The meal itself was fully loaded. I have no idea how Caduceus managed to pull this banquet out of thin air while I had been outside getting the drinks. There were the freshest, sweetest fruits, and a very juicy salad with Caduceus’ homemade dressing, for starters. Then, he brought out a large bowl of mashed potatoes and gravy, a generous helping of fried okra, and finally a steaming tray of both round and strip steaks. The smell was enough to drive you mad if you let it.
“How did you pull this one off? I wasn’t gone that long.”
“Ah, I’m an old pro when it comes to cooking. ‘Tis my favorite pastime. Especially when I’m able to cook for others. Well, go on, let me know what you think.”
I took a bite and nearly burned my tongue and lips off. “Woo, better let it cool some, I guess. When my taste buds grow back, I’m sure it’ll taste great, though.
“Caduceus, sir,” I said turning serious, “I have so many questions. I was wondering if perhaps you might be able to fill in some of what happened to me. I mean, how did I end up here? Why did you take me in?”
He took a breath, before saying, “You died. In the attack.” He let it hang in the air.
I was speechless. What had he said? Died? What attack?

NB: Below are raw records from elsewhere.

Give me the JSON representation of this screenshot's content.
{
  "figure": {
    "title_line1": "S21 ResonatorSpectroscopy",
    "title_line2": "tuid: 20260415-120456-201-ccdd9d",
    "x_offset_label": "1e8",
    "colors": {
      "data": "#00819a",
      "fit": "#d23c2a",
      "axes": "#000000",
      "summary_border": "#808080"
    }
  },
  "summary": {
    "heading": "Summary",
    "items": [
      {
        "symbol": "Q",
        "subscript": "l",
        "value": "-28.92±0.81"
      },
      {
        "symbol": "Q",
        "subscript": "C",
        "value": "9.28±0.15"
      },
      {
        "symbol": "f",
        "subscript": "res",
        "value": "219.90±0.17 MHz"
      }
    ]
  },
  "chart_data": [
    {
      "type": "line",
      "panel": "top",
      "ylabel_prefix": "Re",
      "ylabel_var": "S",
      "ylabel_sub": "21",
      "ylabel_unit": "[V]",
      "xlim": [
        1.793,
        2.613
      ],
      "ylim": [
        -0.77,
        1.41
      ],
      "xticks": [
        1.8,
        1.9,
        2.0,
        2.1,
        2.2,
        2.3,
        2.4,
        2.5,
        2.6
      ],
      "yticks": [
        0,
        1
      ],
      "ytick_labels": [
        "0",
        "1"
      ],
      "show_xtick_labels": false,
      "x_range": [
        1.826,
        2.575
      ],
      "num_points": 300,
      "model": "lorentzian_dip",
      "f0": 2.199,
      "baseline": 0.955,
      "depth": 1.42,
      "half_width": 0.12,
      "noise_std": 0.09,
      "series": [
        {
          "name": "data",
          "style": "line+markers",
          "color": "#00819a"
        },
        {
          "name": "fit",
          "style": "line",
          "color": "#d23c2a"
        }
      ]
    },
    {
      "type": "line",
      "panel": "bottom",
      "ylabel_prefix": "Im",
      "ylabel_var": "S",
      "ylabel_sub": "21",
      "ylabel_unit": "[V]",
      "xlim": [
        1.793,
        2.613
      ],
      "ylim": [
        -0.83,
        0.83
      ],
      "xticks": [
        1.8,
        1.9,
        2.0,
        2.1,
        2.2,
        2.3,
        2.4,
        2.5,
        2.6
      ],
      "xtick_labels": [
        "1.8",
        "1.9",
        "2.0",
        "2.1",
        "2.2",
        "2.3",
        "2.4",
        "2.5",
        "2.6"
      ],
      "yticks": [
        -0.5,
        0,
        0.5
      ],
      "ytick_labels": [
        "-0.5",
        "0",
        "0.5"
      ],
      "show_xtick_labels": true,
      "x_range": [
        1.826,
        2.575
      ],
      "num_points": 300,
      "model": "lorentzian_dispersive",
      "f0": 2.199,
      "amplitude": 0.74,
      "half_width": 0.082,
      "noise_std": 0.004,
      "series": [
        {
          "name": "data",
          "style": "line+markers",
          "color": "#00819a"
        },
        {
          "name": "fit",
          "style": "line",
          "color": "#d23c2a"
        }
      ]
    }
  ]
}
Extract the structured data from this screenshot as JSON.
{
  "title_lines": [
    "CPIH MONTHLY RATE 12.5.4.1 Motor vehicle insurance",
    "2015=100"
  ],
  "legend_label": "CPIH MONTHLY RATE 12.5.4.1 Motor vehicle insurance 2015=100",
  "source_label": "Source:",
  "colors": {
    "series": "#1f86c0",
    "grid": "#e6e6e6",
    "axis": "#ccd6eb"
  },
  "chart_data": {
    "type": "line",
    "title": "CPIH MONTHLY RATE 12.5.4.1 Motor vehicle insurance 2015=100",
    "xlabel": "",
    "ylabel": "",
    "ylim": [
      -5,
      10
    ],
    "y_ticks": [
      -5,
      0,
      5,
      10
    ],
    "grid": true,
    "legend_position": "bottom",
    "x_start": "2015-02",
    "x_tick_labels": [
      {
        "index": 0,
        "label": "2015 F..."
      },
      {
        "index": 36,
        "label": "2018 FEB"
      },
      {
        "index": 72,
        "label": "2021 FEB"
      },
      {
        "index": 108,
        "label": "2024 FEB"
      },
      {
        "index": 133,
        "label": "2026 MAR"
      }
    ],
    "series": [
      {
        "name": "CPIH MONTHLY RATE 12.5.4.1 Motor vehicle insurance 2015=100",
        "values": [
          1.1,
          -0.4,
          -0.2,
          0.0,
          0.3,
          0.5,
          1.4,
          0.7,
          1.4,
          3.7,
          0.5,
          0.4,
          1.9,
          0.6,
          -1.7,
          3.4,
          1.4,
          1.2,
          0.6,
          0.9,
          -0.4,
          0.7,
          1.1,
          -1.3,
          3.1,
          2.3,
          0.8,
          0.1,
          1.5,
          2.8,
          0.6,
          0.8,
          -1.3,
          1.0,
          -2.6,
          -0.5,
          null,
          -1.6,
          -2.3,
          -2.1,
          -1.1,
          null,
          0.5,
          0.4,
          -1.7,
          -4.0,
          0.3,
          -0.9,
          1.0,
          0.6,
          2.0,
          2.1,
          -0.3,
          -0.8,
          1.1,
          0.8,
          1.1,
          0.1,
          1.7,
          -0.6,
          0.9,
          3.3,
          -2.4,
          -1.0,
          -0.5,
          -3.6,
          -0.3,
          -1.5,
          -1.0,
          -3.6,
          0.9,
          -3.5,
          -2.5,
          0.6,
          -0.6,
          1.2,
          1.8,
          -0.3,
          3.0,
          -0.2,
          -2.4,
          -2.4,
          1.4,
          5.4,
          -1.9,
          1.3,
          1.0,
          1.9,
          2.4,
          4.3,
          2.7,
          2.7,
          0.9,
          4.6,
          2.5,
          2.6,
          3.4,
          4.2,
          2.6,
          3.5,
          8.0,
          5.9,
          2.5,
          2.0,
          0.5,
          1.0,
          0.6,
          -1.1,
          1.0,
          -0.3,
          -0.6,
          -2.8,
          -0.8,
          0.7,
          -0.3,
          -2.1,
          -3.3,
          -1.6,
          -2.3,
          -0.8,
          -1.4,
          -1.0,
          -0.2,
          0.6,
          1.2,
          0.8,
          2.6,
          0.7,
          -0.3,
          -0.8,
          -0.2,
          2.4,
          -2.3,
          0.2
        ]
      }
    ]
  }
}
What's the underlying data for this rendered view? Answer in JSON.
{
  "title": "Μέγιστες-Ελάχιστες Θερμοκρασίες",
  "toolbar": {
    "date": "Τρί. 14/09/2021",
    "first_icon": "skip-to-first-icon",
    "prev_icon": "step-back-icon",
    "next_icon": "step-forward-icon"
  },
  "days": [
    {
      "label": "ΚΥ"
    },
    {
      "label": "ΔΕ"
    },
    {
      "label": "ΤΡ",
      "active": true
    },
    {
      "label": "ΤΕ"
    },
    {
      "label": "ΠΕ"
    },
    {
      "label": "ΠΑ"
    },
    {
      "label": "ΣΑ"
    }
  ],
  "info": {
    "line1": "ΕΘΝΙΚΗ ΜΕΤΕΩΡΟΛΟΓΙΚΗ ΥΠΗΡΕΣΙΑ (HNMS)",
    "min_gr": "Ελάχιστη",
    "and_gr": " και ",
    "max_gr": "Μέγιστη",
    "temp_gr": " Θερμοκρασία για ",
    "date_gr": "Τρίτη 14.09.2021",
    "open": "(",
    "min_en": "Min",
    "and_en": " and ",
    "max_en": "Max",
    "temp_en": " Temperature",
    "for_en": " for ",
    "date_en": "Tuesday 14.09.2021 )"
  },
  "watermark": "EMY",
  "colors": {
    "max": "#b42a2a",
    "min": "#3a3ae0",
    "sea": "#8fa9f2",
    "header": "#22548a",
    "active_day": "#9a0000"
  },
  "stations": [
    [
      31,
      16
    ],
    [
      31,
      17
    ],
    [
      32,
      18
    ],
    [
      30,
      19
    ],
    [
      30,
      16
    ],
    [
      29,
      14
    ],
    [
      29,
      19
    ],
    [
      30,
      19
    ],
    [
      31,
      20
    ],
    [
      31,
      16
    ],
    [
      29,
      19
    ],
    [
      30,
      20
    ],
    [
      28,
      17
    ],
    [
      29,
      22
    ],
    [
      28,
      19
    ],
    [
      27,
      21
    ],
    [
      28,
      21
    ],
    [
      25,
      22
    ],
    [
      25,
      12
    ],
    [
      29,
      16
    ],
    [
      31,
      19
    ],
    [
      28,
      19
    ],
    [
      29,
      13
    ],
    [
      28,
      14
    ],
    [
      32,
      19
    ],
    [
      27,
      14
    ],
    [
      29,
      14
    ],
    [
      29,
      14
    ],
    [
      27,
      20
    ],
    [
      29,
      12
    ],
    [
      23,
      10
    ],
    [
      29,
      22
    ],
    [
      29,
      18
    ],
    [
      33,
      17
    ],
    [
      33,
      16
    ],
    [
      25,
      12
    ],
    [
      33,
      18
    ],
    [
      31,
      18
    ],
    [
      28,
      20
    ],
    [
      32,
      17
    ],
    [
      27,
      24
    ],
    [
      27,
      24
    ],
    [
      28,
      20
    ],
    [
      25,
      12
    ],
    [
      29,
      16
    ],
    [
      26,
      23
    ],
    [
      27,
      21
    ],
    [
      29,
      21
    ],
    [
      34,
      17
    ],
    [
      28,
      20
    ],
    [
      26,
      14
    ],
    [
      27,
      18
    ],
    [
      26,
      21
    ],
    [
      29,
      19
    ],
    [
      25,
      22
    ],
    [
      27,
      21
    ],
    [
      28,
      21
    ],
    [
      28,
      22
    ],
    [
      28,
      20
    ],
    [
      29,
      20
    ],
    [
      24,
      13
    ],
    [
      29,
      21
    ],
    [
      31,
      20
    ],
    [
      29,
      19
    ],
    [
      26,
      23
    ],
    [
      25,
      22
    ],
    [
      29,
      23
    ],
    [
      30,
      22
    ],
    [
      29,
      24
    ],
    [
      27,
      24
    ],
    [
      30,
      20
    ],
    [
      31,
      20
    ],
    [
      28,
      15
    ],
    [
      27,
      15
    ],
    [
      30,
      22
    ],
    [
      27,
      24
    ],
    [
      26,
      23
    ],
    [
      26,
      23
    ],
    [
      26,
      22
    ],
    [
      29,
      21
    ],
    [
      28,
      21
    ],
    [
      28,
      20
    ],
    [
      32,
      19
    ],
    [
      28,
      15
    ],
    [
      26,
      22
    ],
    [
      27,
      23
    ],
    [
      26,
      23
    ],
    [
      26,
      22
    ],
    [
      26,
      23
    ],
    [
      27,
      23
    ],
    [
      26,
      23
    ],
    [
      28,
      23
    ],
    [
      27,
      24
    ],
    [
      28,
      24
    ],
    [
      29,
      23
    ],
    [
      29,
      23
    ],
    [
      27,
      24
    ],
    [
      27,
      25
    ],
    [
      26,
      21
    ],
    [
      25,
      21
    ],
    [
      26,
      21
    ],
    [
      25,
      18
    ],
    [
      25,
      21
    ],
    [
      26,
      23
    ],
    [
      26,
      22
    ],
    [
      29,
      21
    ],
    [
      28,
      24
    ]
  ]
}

“Well, I thought you did anyway. It was a couple of weeks ago, after the attack … I was in the cleanup effort, and … I ran across you there, and I … brought you home. That’s it. That’s how you came to be here.”
“Wait a minute, now. That’s it? So, you start out, saying I died, and scaring the cat crap out of me, and that’s it?”
“Well. Well, there might have been a little more. I just don’t know if you are ready to hear everything just yet. And do try to watch your language. It’s way too pleasant out here for that kind of talk.”
“I’m sorry, sir. But, I’m ready to hear the details. I need to hear everything. I deserve to. I think it might help me get over my amnesia. So, can I trust you to give me a complete retelling of the events that led me here? I want the truth.”
“The truth,” he said simply and began.